One day after he was scheduled to endorse Carlos Gimenez in the race for Dade County mayor, Campbell endorsed Julio Robaina. But even that endorsement came with its own issues as Campbell arrived 90 minutes late for the 12:30 p.m. press conference.
After waiting an hour for Campbell to show up, Robaina took to the podium and announced Campbell's endorsement anyway. At the same time, annoyed members of Robaina's staff handed out a signed statement from Campbell pledging his support to Robaina.
"Today we announce that Mr. Luther Campbell has endorsed our campaign," Robaina said.
The spectacle of a candidate announcing a profile endorsement with the person making the endorsement being present is one of the more bizarre scenes Miami politics has seen in years.
Asked if he was slighted by Campbell's absence, Robaina said: "This does not disrespect me in any way shape or form. This is part of the campaign."
When the press conference ended, Robaina left the podium and got into his SUV and drove off. But as soon as he pulled away, Campbell arrived – 90 minutes late – prompting Robaina to race back as news crews set up again for the press conference redux.
"I like to make people sweat," Campbell said, when asked why he was so late.
But CBS4's Jim DeFede, who was at the press conference, reported that in fact Campbell privately told him he was driving around the neighborhood, seeking advice from various people about who to endorse. Those conversations included phone calls to both Robaina and Gimenez.
Earlier that morning, Campbell called CBS4's Jim DeFede and told him he was still "on the fence" about who to support.
"Let me tell you something, it's been really, really tight," Campbell said at the press conference. "Both guys are good guys."
Campbell finished fourth in last months primary election, with eleven percent of the vote. Whether Campbell's endorsement will sway any of the 20,000 people who voted for him to support Robaina remains to be seen.
Gimenez issued a statement saying he was disappointed in Campbell's change of heart.
"Mr. Campbell and I had a frank discussion and agreed we were on the same page as to creating jobs and making community redevelopment agencies accountable to the communities they serve. However, I was not willing to do certain things that Mr. Campbell was asking.

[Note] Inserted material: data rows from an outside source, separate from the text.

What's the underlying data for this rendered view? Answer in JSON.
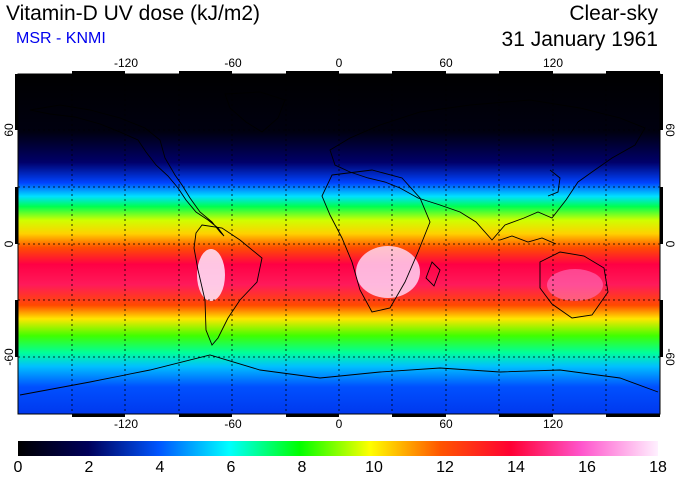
{
  "header": {
    "title": "Vitamin-D UV dose (kJ/m2)",
    "subtitle": "MSR - KNMI",
    "condition": "Clear-sky",
    "date": "31 January 1961"
  },
  "colors": {
    "subtitle": "#0000ee",
    "frame": "#000000"
  },
  "axes": {
    "lon_ticks": [
      "-120",
      "-60",
      "0",
      "60",
      "120"
    ],
    "lat_ticks": [
      "60",
      "0",
      "-60"
    ],
    "lon_range": [
      -180,
      180
    ],
    "lat_range": [
      -90,
      90
    ]
  },
  "colorbar": {
    "labels": [
      "0",
      "2",
      "4",
      "6",
      "8",
      "10",
      "12",
      "14",
      "16",
      "18"
    ],
    "range": [
      0,
      18
    ],
    "unit": "kJ/m2"
  }
}
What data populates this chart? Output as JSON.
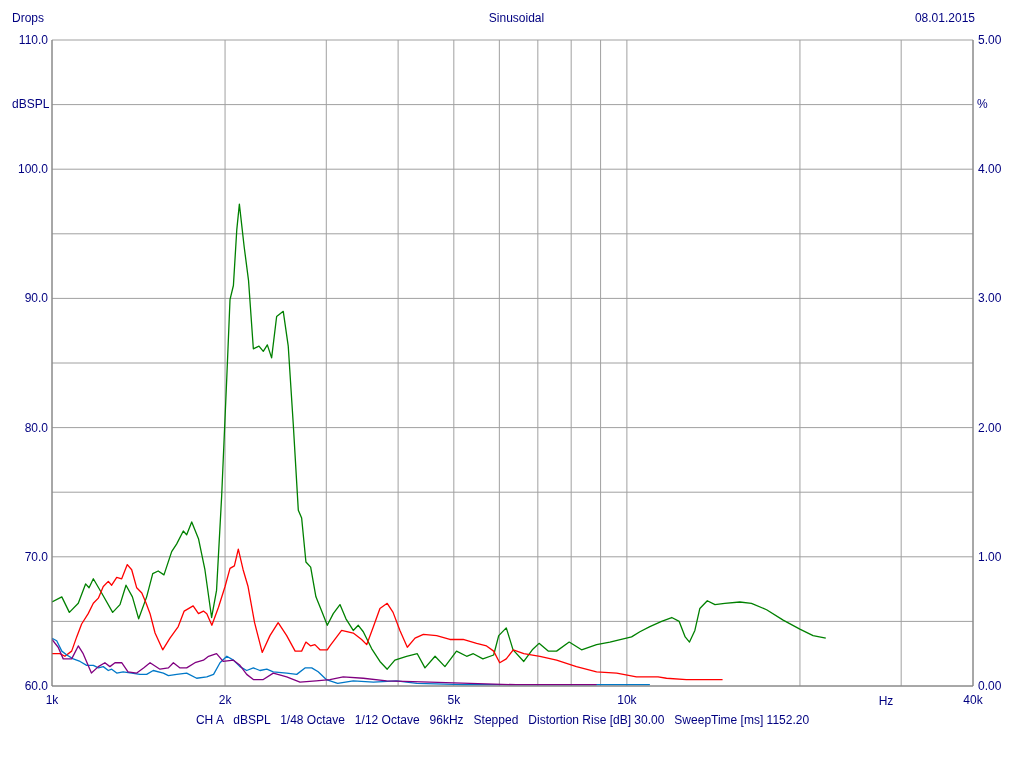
{
  "chart_data": {
    "type": "line",
    "title": "Drops",
    "subtitle": "Sinusoidal",
    "annotations": [
      "08.01.2015",
      "CH A   dBSPL   1/48 Octave   1/12 Octave   96kHz   Stepped   Distortion Rise [dB] 30.00   SweepTime [ms] 1152.20"
    ],
    "xlabel": "Hz",
    "ylabel": "dBSPL",
    "y2label": "%",
    "log": "x",
    "grid": true,
    "xlim": [
      1000,
      40000
    ],
    "xticks": [
      {
        "value": 1000,
        "label": "1k"
      },
      {
        "value": 2000,
        "label": "2k"
      },
      {
        "value": 3000,
        "label": null
      },
      {
        "value": 4000,
        "label": null
      },
      {
        "value": 5000,
        "label": "5k"
      },
      {
        "value": 6000,
        "label": null
      },
      {
        "value": 7000,
        "label": null
      },
      {
        "value": 8000,
        "label": null
      },
      {
        "value": 9000,
        "label": null
      },
      {
        "value": 10000,
        "label": "10k"
      },
      {
        "value": 20000,
        "label": null
      },
      {
        "value": 30000,
        "label": null
      },
      {
        "value": 40000,
        "label": "40k"
      }
    ],
    "ylim": [
      60,
      110
    ],
    "yticks": [
      {
        "value": 60,
        "label": "60.0"
      },
      {
        "value": 65,
        "label": null
      },
      {
        "value": 70,
        "label": "70.0"
      },
      {
        "value": 75,
        "label": null
      },
      {
        "value": 80,
        "label": "80.0"
      },
      {
        "value": 85,
        "label": null
      },
      {
        "value": 90,
        "label": "90.0"
      },
      {
        "value": 95,
        "label": null
      },
      {
        "value": 100,
        "label": "100.0"
      },
      {
        "value": 105,
        "label": null
      },
      {
        "value": 110,
        "label": "110.0"
      }
    ],
    "y2lim": [
      0,
      5
    ],
    "y2ticks": [
      {
        "value": 0,
        "label": "0.00"
      },
      {
        "value": 1,
        "label": "1.00"
      },
      {
        "value": 2,
        "label": "2.00"
      },
      {
        "value": 3,
        "label": "3.00"
      },
      {
        "value": 4,
        "label": "4.00"
      },
      {
        "value": 5,
        "label": "5.00"
      }
    ],
    "series": [
      {
        "color": "#008000",
        "x": [
          1000,
          1040,
          1072,
          1111,
          1144,
          1160,
          1180,
          1220,
          1275,
          1313,
          1345,
          1380,
          1415,
          1461,
          1497,
          1530,
          1566,
          1615,
          1648,
          1692,
          1715,
          1750,
          1798,
          1845,
          1895,
          1933,
          1973,
          2014,
          2040,
          2068,
          2096,
          2118,
          2159,
          2197,
          2240,
          2291,
          2331,
          2369,
          2410,
          2459,
          2525,
          2576,
          2628,
          2682,
          2718,
          2765,
          2818,
          2878,
          2945,
          3012,
          3085,
          3169,
          3246,
          3342,
          3410,
          3479,
          3597,
          3719,
          3829,
          3948,
          4137,
          4319,
          4454,
          4638,
          4825,
          5054,
          5264,
          5406,
          5617,
          5865,
          5985,
          6169,
          6339,
          6617,
          6846,
          7034,
          7296,
          7546,
          7937,
          8340,
          8857,
          9341,
          10190,
          10534,
          10964,
          11491,
          11968,
          12330,
          12630,
          12850,
          13130,
          13394,
          13800,
          14230,
          14800,
          15720,
          16470,
          17500,
          18700,
          19990,
          21080,
          22180
        ],
        "values": [
          66.5,
          66.9,
          65.7,
          66.4,
          67.9,
          67.6,
          68.3,
          67.2,
          65.7,
          66.3,
          67.8,
          66.9,
          65.2,
          66.9,
          68.7,
          68.9,
          68.6,
          70.4,
          71.0,
          72.0,
          71.7,
          72.7,
          71.4,
          69.0,
          65.3,
          67.4,
          74.7,
          83.9,
          89.9,
          91.0,
          95.3,
          97.3,
          94.0,
          91.4,
          86.1,
          86.3,
          85.9,
          86.4,
          85.4,
          88.6,
          89.0,
          86.3,
          80.3,
          73.6,
          73.0,
          69.6,
          69.2,
          66.9,
          65.8,
          64.7,
          65.6,
          66.3,
          65.2,
          64.3,
          64.7,
          64.2,
          62.9,
          61.9,
          61.3,
          62.0,
          62.3,
          62.5,
          61.4,
          62.3,
          61.5,
          62.7,
          62.3,
          62.5,
          62.1,
          62.4,
          63.9,
          64.5,
          62.8,
          61.9,
          62.8,
          63.3,
          62.7,
          62.7,
          63.4,
          62.8,
          63.2,
          63.4,
          63.8,
          64.2,
          64.6,
          65.0,
          65.3,
          65.0,
          63.8,
          63.4,
          64.3,
          66.0,
          66.6,
          66.3,
          66.4,
          66.5,
          66.4,
          65.9,
          65.1,
          64.4,
          63.9,
          63.7
        ]
      },
      {
        "color": "#ff0000",
        "x": [
          1000,
          1032,
          1053,
          1082,
          1104,
          1126,
          1156,
          1180,
          1204,
          1228,
          1253,
          1270,
          1296,
          1322,
          1352,
          1376,
          1404,
          1433,
          1458,
          1481,
          1511,
          1558,
          1604,
          1658,
          1698,
          1760,
          1798,
          1834,
          1859,
          1897,
          1948,
          2000,
          2040,
          2076,
          2109,
          2150,
          2193,
          2251,
          2321,
          2394,
          2474,
          2560,
          2648,
          2718,
          2765,
          2818,
          2866,
          2925,
          3012,
          3044,
          3190,
          3342,
          3456,
          3527,
          3624,
          3719,
          3829,
          3920,
          4029,
          4150,
          4280,
          4426,
          4667,
          4922,
          5190,
          5478,
          5700,
          5865,
          6008,
          6169,
          6344,
          6617,
          7058,
          7546,
          8170,
          8857,
          9600,
          10390,
          11330,
          11720,
          12690,
          13530,
          14670
        ],
        "values": [
          62.5,
          62.5,
          62.3,
          62.7,
          63.8,
          64.8,
          65.6,
          66.4,
          66.8,
          67.7,
          68.1,
          67.8,
          68.4,
          68.3,
          69.4,
          69.0,
          67.6,
          67.2,
          66.4,
          65.6,
          64.1,
          62.8,
          63.7,
          64.6,
          65.8,
          66.2,
          65.6,
          65.8,
          65.6,
          64.7,
          66.1,
          67.7,
          69.1,
          69.3,
          70.6,
          69.0,
          67.7,
          64.9,
          62.6,
          63.9,
          64.9,
          63.9,
          62.7,
          62.7,
          63.4,
          63.1,
          63.2,
          62.8,
          62.8,
          63.1,
          64.3,
          64.1,
          63.6,
          63.2,
          64.6,
          66.0,
          66.4,
          65.7,
          64.3,
          63.0,
          63.7,
          64.0,
          63.9,
          63.6,
          63.6,
          63.3,
          63.1,
          62.7,
          61.8,
          62.1,
          62.8,
          62.5,
          62.3,
          62.0,
          61.5,
          61.1,
          61.0,
          60.7,
          60.7,
          60.6,
          60.5,
          60.5,
          60.5
        ]
      },
      {
        "color": "#0078c8",
        "x": [
          1000,
          1019,
          1040,
          1061,
          1089,
          1119,
          1149,
          1180,
          1204,
          1228,
          1253,
          1270,
          1296,
          1330,
          1376,
          1422,
          1461,
          1500,
          1562,
          1594,
          1648,
          1715,
          1785,
          1859,
          1910,
          1960,
          2014,
          2068,
          2123,
          2181,
          2240,
          2300,
          2364,
          2426,
          2560,
          2665,
          2755,
          2830,
          2904,
          3000,
          3140,
          3342,
          3624,
          3975,
          4312,
          5190,
          5945,
          6781,
          8857,
          10964
        ],
        "values": [
          63.7,
          63.5,
          62.7,
          62.4,
          62.1,
          61.9,
          61.6,
          61.6,
          61.4,
          61.5,
          61.2,
          61.3,
          61.0,
          61.1,
          61.0,
          60.9,
          60.9,
          61.2,
          61.0,
          60.8,
          60.9,
          61.0,
          60.6,
          60.7,
          60.9,
          61.8,
          62.3,
          62.0,
          61.5,
          61.2,
          61.4,
          61.2,
          61.3,
          61.1,
          61.0,
          60.9,
          61.4,
          61.4,
          61.1,
          60.5,
          60.2,
          60.4,
          60.3,
          60.4,
          60.2,
          60.1,
          60.1,
          60.1,
          60.1,
          60.1
        ]
      },
      {
        "color": "#800080",
        "x": [
          1000,
          1025,
          1046,
          1082,
          1111,
          1133,
          1171,
          1204,
          1236,
          1261,
          1287,
          1322,
          1356,
          1404,
          1443,
          1481,
          1541,
          1594,
          1626,
          1670,
          1715,
          1773,
          1834,
          1872,
          1933,
          1985,
          2068,
          2123,
          2181,
          2240,
          2331,
          2426,
          2560,
          2700,
          2880,
          3044,
          3210,
          3479,
          3820,
          4544,
          5333,
          6420,
          7346,
          8857
        ],
        "values": [
          63.6,
          63.0,
          62.1,
          62.1,
          63.1,
          62.5,
          61.0,
          61.5,
          61.8,
          61.5,
          61.8,
          61.8,
          61.1,
          61.0,
          61.4,
          61.8,
          61.3,
          61.4,
          61.8,
          61.4,
          61.4,
          61.8,
          62.0,
          62.3,
          62.5,
          61.9,
          62.0,
          61.6,
          60.9,
          60.5,
          60.5,
          61.0,
          60.7,
          60.3,
          60.4,
          60.5,
          60.7,
          60.6,
          60.4,
          60.3,
          60.2,
          60.1,
          60.1,
          60.1
        ]
      }
    ]
  }
}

"As I have stated before, I will not compromise my principles in order to win an election. It is clear that my opponent – who has demonstrated he will say and do anything to become Mayor of Miami-Dade County – made Mr. Campbell an offer he couldn't refuse."
A spokesman for Gimenez would not say what "things" Campbell requested. He did say that Campbell did not ask for money.
Campbell's endorsement seems odd given some of Campbell's past statement about Robaina. In a candidate forum last month, Campbell accused Robaina of trying to sabotage the black community by paying other black candidates to get in the race.
"He can buy off everybody up here but me," Campbell said at the forum sponsored by the NAACP.
When asked how he could support Robaina after accusing him of undermining the black community, the microphone on the podium picked up Robaina feeding Campbell an answer
"Things happen in campaigns," Robaina whispered to Campbell.
It was a theme Campbell promptly repeated.
"Well the thing is that's the campaign," Campbell said. "In the campaign there is going to be some things said."